Dito de forma simples: naquele momento, Picasso não parecia se contentar em seguir à risca categorias que amiúde se impunham na cultura parisiense da virada do século, que insistia na comparação hierárquica entre a figura do negro e a imagem do corpo na tradição greco-romana. Isso não significa que as hierarquias tenham, em si, caído por terra em sua obra, mas que o esforço por fundir imagens de tradições figurativas frequentemente posicionadas em espectros opostos era, sem dúvida, parte de um árduo desafio frente à multiplicidade de imagens de uma cultura urbana que despontava, sempre assombrada pela disponibilidade visual do expugno colonial.

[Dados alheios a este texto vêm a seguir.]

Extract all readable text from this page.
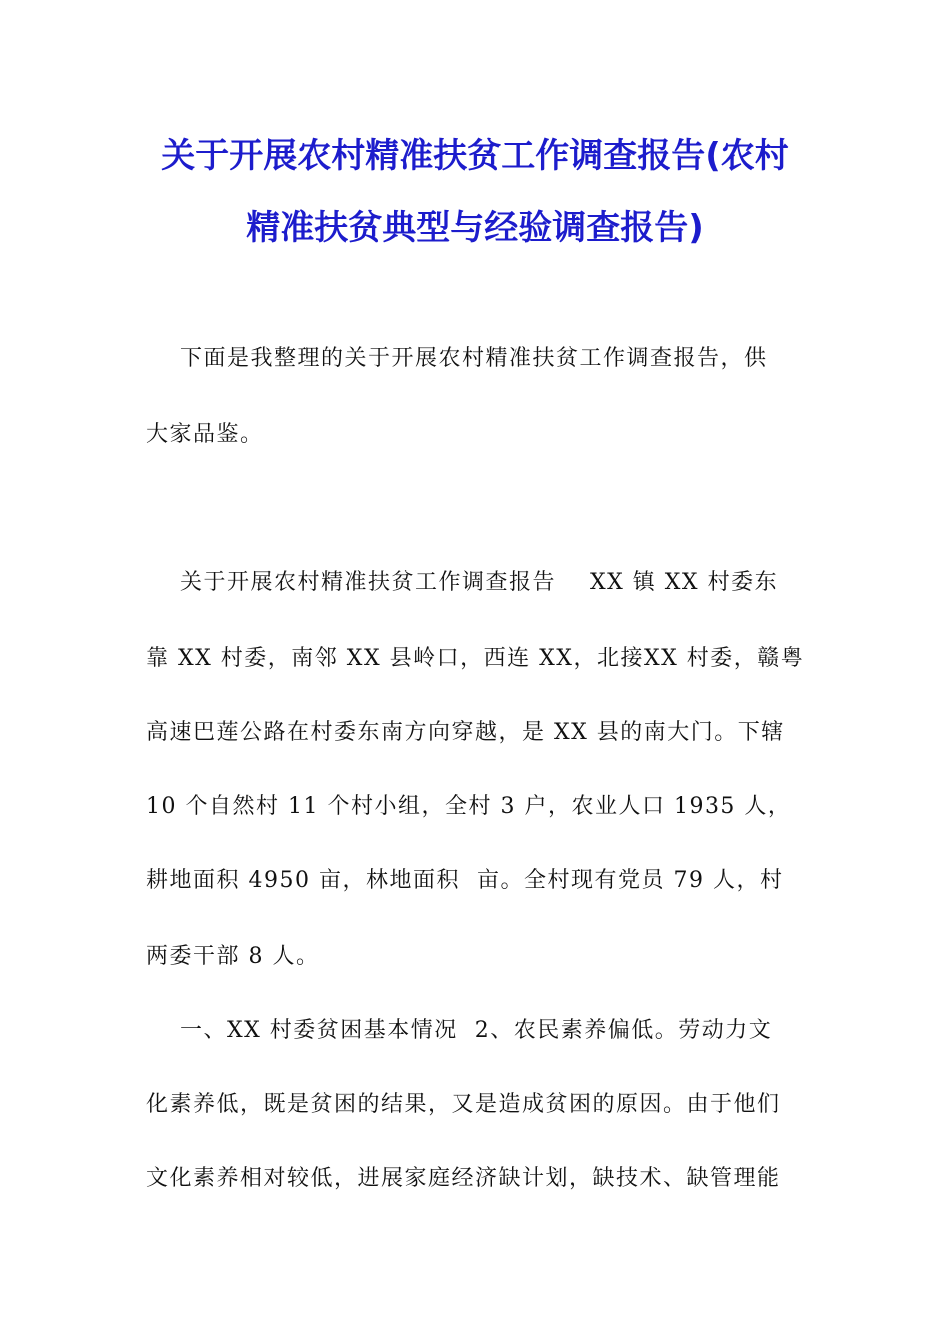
关于开展农村精准扶贫工作调查报告(农村
精准扶贫典型与经验调查报告)
下面是我整理的关于开展农村精准扶贫工作调查报告，供
大家品鉴。
关于开展农村精准扶贫工作调查报告    XX 镇 XX 村委东
靠 XX 村委，南邻 XX 县岭口，西连 XX，北接XX 村委，赣粤
高速巴莲公路在村委东南方向穿越，是 XX 县的南大门。下辖
10 个自然村 11 个村小组，全村 3 户，农业人口 1935 人，
耕地面积 4950 亩，林地面积  亩。全村现有党员 79 人，村
两委干部 8 人。
一、XX 村委贫困基本情况  2、农民素养偏低。劳动力文
化素养低，既是贫困的结果，又是造成贫困的原因。由于他们
文化素养相对较低，进展家庭经济缺计划，缺技术、缺管理能
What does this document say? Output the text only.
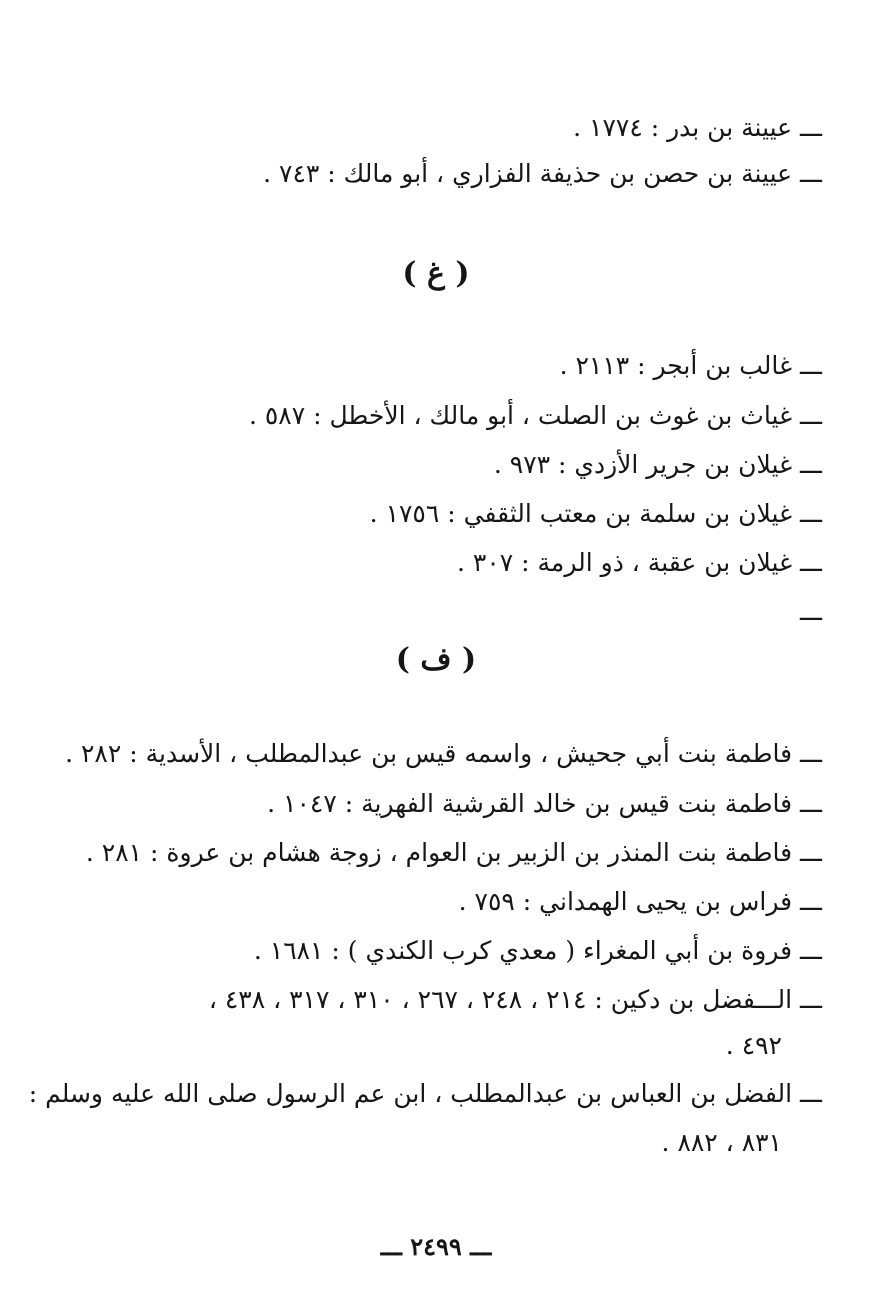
ـــ عيينة بن بدر : ١٧٧٤ .
ـــ عيينة بن حصن بن حذيفة الفزاري ، أبو مالك : ٧٤٣ .
( غ )
ـــ غالب بن أبجر : ٢١١٣ .
ـــ غياث بن غوث بن الصلت ، أبو مالك ، الأخطل : ٥٨٧ .
ـــ غيلان بن جرير الأزدي : ٩٧٣ .
ـــ غيلان بن سلمة بن معتب الثقفي : ١٧٥٦ .
ـــ غيلان بن عقبة ، ذو الرمة : ٣٠٧ .
ـــ
( ف )
ـــ فاطمة بنت أبي جحيش ، واسمه قيس بن عبدالمطلب ، الأسدية : ٢٨٢ .
ـــ فاطمة بنت قيس بن خالد القرشية الفهرية : ١٠٤٧ .
ـــ فاطمة بنت المنذر بن الزبير بن العوام ، زوجة هشام بن عروة : ٢٨١ .
ـــ فراس بن يحيى الهمداني : ٧٥٩ .
ـــ فروة بن أبي المغراء ( معدي كرب الكندي ) : ١٦٨١ .
ـــ الـــفضل بن دكين : ٢١٤ ، ٢٤٨ ، ٢٦٧ ، ٣١٠ ، ٣١٧ ، ٤٣٨ ،
٤٩٢ .
ـــ الفضل بن العباس بن عبدالمطلب ، ابن عم الرسول صلى الله عليه وسلم :
٨٣١ ، ٨٨٢ .
ـــ ٢٤٩٩ ـــ
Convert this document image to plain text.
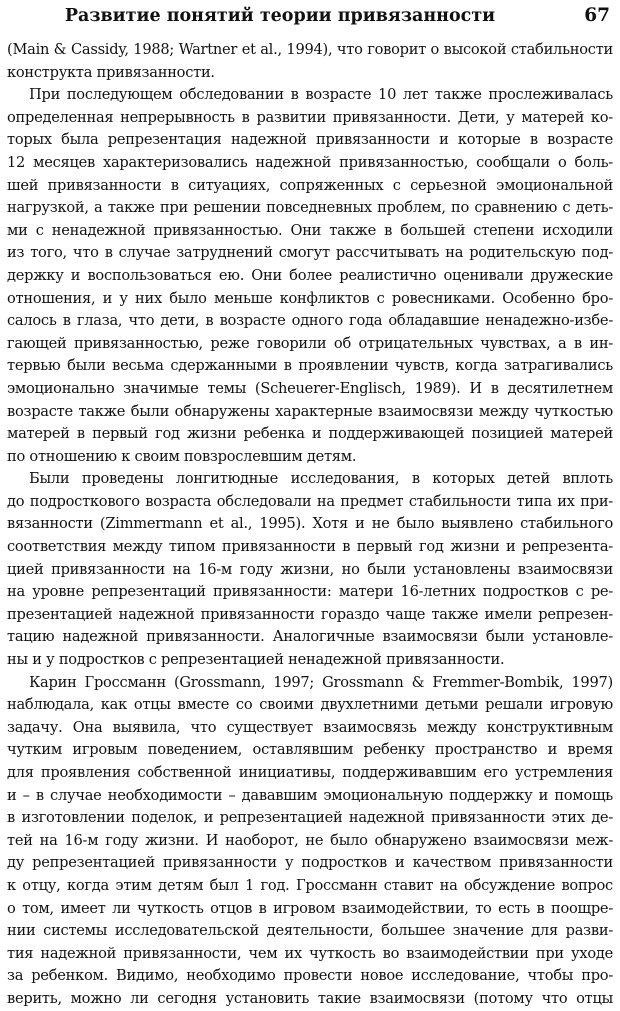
Развитие понятий теории привязанности	67
(Main & Cassidy, 1988; Wartner et al., 1994), что говорит о высокой стабильности
конструкта привязанности.
При последующем обследовании в возрасте 10 лет также прослеживалась
определенная непрерывность в развитии привязанности. Дети, у матерей ко-
торых была репрезентация надежной привязанности и которые в возрасте
12 месяцев характеризовались надежной привязанностью, сообщали о боль-
шей привязанности в ситуациях, сопряженных с серьезной эмоциональной
нагрузкой, а также при решении повседневных проблем, по сравнению с деть-
ми с ненадежной привязанностью. Они также в большей степени исходили
из того, что в случае затруднений смогут рассчитывать на родительскую под-
держку и воспользоваться ею. Они более реалистично оценивали дружеские
отношения, и у них было меньше конфликтов с ровесниками. Особенно бро-
салось в глаза, что дети, в возрасте одного года обладавшие ненадежно-избе-
гающей привязанностью, реже говорили об отрицательных чувствах, а в ин-
тервью были весьма сдержанными в проявлении чувств, когда затрагивались
эмоционально значимые темы (Scheuerer-Englisch, 1989). И в десятилетнем
возрасте также были обнаружены характерные взаимосвязи между чуткостью
матерей в первый год жизни ребенка и поддерживающей позицией матерей
по отношению к своим повзрослевшим детям.
Были проведены лонгитюдные исследования, в которых детей вплоть
до подросткового возраста обследовали на предмет стабильности типа их при-
вязанности (Zimmermann et al., 1995). Хотя и не было выявлено стабильного
соответствия между типом привязанности в первый год жизни и репрезента-
цией привязанности на 16-м году жизни, но были установлены взаимосвязи
на уровне репрезентаций привязанности: матери 16-летних подростков с ре-
презентацией надежной привязанности гораздо чаще также имели репрезен-
тацию надежной привязанности. Аналогичные взаимосвязи были установле-
ны и у подростков с репрезентацией ненадежной привязанности.
Карин Гроссманн (Grossmann, 1997; Grossmann & Fremmer-Bombik, 1997)
наблюдала, как отцы вместе со своими двухлетними детьми решали игровую
задачу. Она выявила, что существует взаимосвязь между конструктивным
чутким игровым поведением, оставлявшим ребенку пространство и время
для проявления собственной инициативы, поддерживавшим его устремления
и – в случае необходимости – дававшим эмоциональную поддержку и помощь
в изготовлении поделок, и репрезентацией надежной привязанности этих де-
тей на 16-м году жизни. И наоборот, не было обнаружено взаимосвязи меж-
ду репрезентацией привязанности у подростков и качеством привязанности
к отцу, когда этим детям был 1 год. Гроссманн ставит на обсуждение вопрос
о том, имеет ли чуткость отцов в игровом взаимодействии, то есть в поощре-
нии системы исследовательской деятельности, большее значение для разви-
тия надежной привязанности, чем их чуткость во взаимодействии при уходе
за ребенком. Видимо, необходимо провести новое исследование, чтобы про-
верить, можно ли сегодня установить такие взаимосвязи (потому что отцы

É claro que um desafio nunca oferece respostas simples ou unívocas. Prova disso, a meu ver, são os tantos caminhos que Picasso dá mostras de querer seguir, mas que, muitas vezes, não lhe parecem satisfatórios. Uma solução considerada pelo artista e, posteriormente, abandonada, pode ser identificada se dirigirmos nossa atenção a um pequeno desenho, também realizado em folha de estudos avulsa no ano de 1907 ( figura 20 ), no qual se constata, ao que tudo indica, um laço figurativo tanto com desenhos ao modo decorativo de Picasso quanto com detalhes da fotografia de Fortier ( figura 17 ). A julgar pelo conhecimento de Pierre Daix, tratava-se de um projeto para uma escultura de cariátide que nunca foi levado a cabo (DAIX, 1988, 518)! Pois bem, não seria demasiado didático que o esforço por reunir e sintetizar tantas imagens de procedências diversas fosse cristalizado, no fim das contas, na forma de uma coluna grega, um emblema do belo e do funcional, cujas proporções celebram o corpo do homem em suas medidas?

Figura 20
Pablo Picasso, Folha de estudos, 1907. Nanquim sobre papel, 22,5 x 17,5 cm. Museu Picasso-Paris. © Succession Pablo Picasso / AUTVIS, Brasil, 2020

XII.

Elaborar soluções para problemas e descartá-las quando os resultados não satisfazem é parte integrante de qualquer processo de criação. Em tal caso, cumpre recordar que também os esquemas anatômicos aos quais me referi anteriormente foram parcialmente abandonados por Picasso, e sua relevância para a versão final da pintura segue bastante controversa. A existência desse conjunto de estudos, não obstante, faz-nos atentar para um ponto fundamental: ao longo do extenso período em que se dedicou à concepção de Les Demoiselles d’Avignon , Picasso não estava preocupado em simplesmente “destruir” ou “deformar” o cânone, como frequentemente se diz, mas também em articular modelos heterodoxos, nos quais se encontrassem engastados vestígios de culturas figurativas diversas.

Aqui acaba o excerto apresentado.